La priorité, c’est laisser s’exprimer son terroir, en respectant la
vigne, en limitant les rendements, en pratiquant la lutte raisonnée, en
laissant faire la nature, en l’accompagnant quand il le faut.
Le vin, c’est comme la vie : un peu de poésie, l’empreinte d’une origine, quelques notes de souvenirs, un zeste de sensualité, de la mesure et du respect. Il faut aussi être sensible à tous les vins, aller sur place, dans toute la France, et ne pas se contenter de dégustations mondaines, qui masquent la réalité du terrain.
Des millésimes comme ce 2007 permettent de cadrer le monde du vin. Ils remettent les “pendules à l’heure”. Pas question de jouer les apprentis chimistes dans un millésime comme celui-ci, c’est le travail dans les vignes, la force des terroirs et l’assiduité des vignerons qui font le succès. C’est beaucoup trop facile de réussir un 2005. Savoir élever un vin, c’est réussir son 2007.
D’ailleurs, les vins typés, de toute la France, que l’on goûtait il y a 25 ans n’ont pas tellement changé, ils étaient bons et ils le sont toujours, avec cette empreinte très forte de leur terroir.
Brigitte Dussert : le terroir, le talent des hommes, les soins apportés aux vignes… sont donc les “secrets” d’un beau 2007 ?
Patrick Dussert-Gerber : l’élégance prime cette année. Tout le monde apprécie en effet de déboucher des vins qui s’accordent parfaitement aux mets et ne sont pas lourds, des vins aromatiques mais pas surpuissants.
C’est aussi cela la force des vins français, on se fait plaisir à table, on ne les boit pas en-dehors des repas, comme un whisky ou un cognac, à l’apéritif ou en digestif comme le font les américains ou les asiatiques.
Nous revenons, avec les millésimes 2006 et 2007, à des vins élégants. Ceux qui ne connaissent pas bien la force des terroirs français se méprennent avec le 2007, il ne faut pas oublier que c’est toujours le mois de septembre qui fait le vin à Bordeaux et non pas le mois d’août, et je précise aussi que la notoriété de tous nos vins typés français, c’est leur élégance, leur finesse et non leur concentration.
Ce seront donc les grands terroirs qui feront les meilleurs 2007, mais pas uniquement les plus connus, car il y en a de beaux terroirs partout dans le bordelais : en Côtes de Bourg, à Blaye, en Bordeaux Supérieur, à Montagne Saint-Émilion… Les vignes plantées n’importe où, dans les palus du Médoc ou les plaines sableuses de Saint-Émilion ne donneront qu’un tout petit millésime 2007… C’est normal, la nature reprend ses droits, et c‘est très bien comme cela.
Et puis, à l’exception de territoires bien spécifiques propices au Merlot (certains vins du Libournais seront remarquables), le 2007 est surtout le millésime du Cabernet-Sauvignon, mais aussi du Cabernet franc, un cépage difficile comme le Petit Verdot, qui se sont particulièrement bien exprimés cette année.
Ce qui différencie un vrai vin (le prix n’entre pas en compte alors) d’un simple produit aseptisé, rouge ou blanc, c’est donc ce qu’il nous apporte : le plaisir.
Et l’on ne se fait pas plaisir quand on débouche certains vins “modernes” ou à la mode. L’abus de la barrique neuve en est un exemple type. Rares sont les vrais grands vins qui dépassent 50 à 70% de barriques neuves, et, eux, ont un terroir qui permet de sortir des vins qui “tiennent” autant de pourcentage de fûts neufs.
Il est aisé de comprendre qu’un élevage à 100% en barriques neuves ne peut que produire des vins trop boisés, imbuvables, certains à la limite de l’écœurement à cause, en plus, d’une concentration à outrance. Les années trop chaudes n’arrangent rien.

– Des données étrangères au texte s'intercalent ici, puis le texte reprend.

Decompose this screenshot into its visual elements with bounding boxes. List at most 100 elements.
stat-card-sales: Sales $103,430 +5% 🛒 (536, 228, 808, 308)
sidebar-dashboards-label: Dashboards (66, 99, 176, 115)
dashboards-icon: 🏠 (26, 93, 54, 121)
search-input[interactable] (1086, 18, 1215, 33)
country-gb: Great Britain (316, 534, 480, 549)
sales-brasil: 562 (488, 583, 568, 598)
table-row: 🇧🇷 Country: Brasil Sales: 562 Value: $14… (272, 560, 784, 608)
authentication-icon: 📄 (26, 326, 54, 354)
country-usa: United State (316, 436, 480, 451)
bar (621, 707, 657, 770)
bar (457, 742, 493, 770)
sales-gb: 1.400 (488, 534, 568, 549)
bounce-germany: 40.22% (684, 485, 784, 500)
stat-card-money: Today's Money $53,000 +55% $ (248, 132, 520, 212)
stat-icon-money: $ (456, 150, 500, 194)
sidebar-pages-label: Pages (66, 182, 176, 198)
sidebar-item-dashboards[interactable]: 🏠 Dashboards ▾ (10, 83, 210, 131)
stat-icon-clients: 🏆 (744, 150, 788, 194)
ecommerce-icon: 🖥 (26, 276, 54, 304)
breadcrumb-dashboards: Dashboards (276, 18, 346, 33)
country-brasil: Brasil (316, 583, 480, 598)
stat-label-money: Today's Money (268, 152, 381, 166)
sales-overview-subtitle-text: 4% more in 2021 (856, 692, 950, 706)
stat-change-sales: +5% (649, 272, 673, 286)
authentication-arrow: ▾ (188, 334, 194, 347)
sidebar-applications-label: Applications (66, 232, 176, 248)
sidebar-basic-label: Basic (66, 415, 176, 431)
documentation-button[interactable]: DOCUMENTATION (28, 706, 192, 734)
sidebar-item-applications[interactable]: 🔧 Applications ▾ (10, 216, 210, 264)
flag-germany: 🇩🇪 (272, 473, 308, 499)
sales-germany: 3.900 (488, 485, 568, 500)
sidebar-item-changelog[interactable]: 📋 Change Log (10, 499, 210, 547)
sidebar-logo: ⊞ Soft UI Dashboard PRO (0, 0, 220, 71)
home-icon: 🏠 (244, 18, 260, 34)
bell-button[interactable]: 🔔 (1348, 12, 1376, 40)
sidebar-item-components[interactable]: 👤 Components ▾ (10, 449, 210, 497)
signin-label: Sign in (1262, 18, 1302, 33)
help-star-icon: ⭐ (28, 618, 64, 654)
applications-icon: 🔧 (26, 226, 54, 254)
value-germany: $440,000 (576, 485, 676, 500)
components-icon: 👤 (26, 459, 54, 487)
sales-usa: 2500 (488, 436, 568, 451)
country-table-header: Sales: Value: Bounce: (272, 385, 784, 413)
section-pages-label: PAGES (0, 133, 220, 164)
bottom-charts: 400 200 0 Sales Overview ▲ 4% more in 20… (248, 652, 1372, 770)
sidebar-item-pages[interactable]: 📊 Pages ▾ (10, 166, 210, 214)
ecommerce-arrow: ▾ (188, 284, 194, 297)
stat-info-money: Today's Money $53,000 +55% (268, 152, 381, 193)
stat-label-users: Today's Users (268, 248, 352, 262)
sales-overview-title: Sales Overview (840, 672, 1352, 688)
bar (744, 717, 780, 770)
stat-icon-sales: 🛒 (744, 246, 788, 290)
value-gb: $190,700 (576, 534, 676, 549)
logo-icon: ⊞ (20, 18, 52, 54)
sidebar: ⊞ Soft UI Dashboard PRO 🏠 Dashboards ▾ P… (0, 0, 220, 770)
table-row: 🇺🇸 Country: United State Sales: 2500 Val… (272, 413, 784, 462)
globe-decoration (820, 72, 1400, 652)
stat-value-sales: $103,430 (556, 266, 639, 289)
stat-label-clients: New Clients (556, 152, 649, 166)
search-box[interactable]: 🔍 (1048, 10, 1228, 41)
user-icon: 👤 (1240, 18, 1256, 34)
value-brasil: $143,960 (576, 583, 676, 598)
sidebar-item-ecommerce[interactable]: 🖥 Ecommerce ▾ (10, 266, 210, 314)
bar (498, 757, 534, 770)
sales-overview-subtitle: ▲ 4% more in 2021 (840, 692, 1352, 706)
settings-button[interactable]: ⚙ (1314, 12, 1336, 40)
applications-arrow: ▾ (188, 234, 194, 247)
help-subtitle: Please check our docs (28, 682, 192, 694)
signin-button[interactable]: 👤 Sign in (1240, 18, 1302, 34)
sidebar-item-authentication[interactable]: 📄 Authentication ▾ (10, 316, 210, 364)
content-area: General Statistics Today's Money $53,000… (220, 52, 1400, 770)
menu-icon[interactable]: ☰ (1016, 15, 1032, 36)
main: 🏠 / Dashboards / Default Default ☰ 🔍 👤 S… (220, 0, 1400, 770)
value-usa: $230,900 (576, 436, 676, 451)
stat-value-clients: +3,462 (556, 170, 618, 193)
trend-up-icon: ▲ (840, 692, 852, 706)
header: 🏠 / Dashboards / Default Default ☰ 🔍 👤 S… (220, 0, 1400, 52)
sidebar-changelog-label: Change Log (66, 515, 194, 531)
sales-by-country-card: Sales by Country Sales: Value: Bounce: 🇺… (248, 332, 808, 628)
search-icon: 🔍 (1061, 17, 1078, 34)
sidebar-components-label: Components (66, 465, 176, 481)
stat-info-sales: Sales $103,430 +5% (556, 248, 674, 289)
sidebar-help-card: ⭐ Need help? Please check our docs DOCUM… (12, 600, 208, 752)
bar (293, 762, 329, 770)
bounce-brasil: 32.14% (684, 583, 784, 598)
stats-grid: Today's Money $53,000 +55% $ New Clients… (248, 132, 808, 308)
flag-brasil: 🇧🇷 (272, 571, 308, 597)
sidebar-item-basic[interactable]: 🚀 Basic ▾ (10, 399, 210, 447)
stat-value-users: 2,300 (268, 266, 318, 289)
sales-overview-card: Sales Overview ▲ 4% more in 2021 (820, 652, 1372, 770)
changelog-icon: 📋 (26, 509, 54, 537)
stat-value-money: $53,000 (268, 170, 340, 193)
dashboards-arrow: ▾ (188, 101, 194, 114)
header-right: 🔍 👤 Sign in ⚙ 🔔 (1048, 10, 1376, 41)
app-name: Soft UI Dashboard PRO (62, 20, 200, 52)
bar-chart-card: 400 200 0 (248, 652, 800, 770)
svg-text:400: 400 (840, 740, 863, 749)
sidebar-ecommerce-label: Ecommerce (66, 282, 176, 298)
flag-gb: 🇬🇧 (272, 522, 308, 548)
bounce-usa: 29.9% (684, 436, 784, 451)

Ce 2007 laisse s’exprimer en priorité le fruit. Je n’aime pas goûter les vins trop jeunes, mais je l’ai fait cette année pour vérifier, au hasard des fûts. J’ai constaté avec plaisir que les vins ne sont pas masqués par le bois, cela prouve qu’il y a une structure réelle.
C’est vrai que ce 2007 demande du savoir-faire, et ne pas mettre le vin 100% en barriques neuves, préférer des barriques de peu de chauffe et oublier les barriques en chêne américain… Il fallait adapter la vinification et l’élevage pour garder le fruit et la finesse du vin, c’est tout un art, j’en conviens, et c’est cela que j’admire et respecte.